SPAD\(_r\) has the advantage that the size of \(\mathcal{S}\) is linear in t and m; and each attribute is used exactly r times. The time complexity for SPAD\(_r\) is O(nmtr) and the space complexity is \(O(mtw^r)\) since each attribute in \({\mathcal Z}\) has \(w^r\) labels.

If anomaly \(\mathbf{x}\) relies on r attributes to be identified, and as long as one of the attributes in \({\mathcal Z}\) represents the r attributes in \({\mathcal X}\), then it can be detected by SPAD\(_r\) because it has low probability in that particular attribute in \({\mathcal Z}\).

In a data set, the appropriate setting of r in SPAD\(_r\) depends on the number of attributes required to detect anomalies. Figure 2 shows three examples where \(r=1\) is enough in Sick; \(r=10\) is required in Mushroom; and \(r=5\) is the best in Mfeat. Though we have used \(t=1\) in these examples, we found that in some cases, \(t>1\) can further improve the AUC of SPAD\(_r\).

Fig. 2.

AUC of SPAD\(_r\) w.r.t r (\(t=1\)) (The curve of Sick is using the right y-axis) (Color figure online).

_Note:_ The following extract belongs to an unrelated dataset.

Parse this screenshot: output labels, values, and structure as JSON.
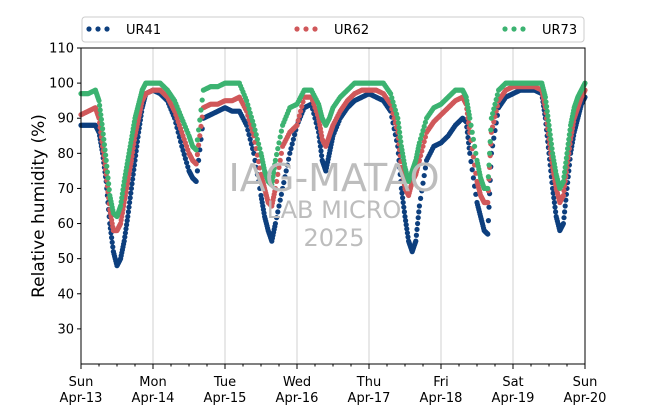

One can see some similarity of SPAD\(_r\) with subspace anomaly detection methods such as HICS [16]. The fundamental difference is that SPAD\(_r\) avoids the expensive search in HICS to find subspaces by considering random subspaces; and SPAD\(_r\) runs significantly faster than those complex subspace search based methods.

5 Conclusions

We show that the simple parameter-free anomaly detection method based on univariate probabilities is the fastest method and works as effective as, if not better than, five state-of-the-art anomaly detection methods. Its anomaly detection performance is consistent across different domains – categorical only, numeric only and mixed domains. It is the method of choice in big data and data streams, as far as we know.

The parametrized version can be used to further improve the detection performance of the parameter-free version in data sets where the detection of anomalies relies on multiple attributes.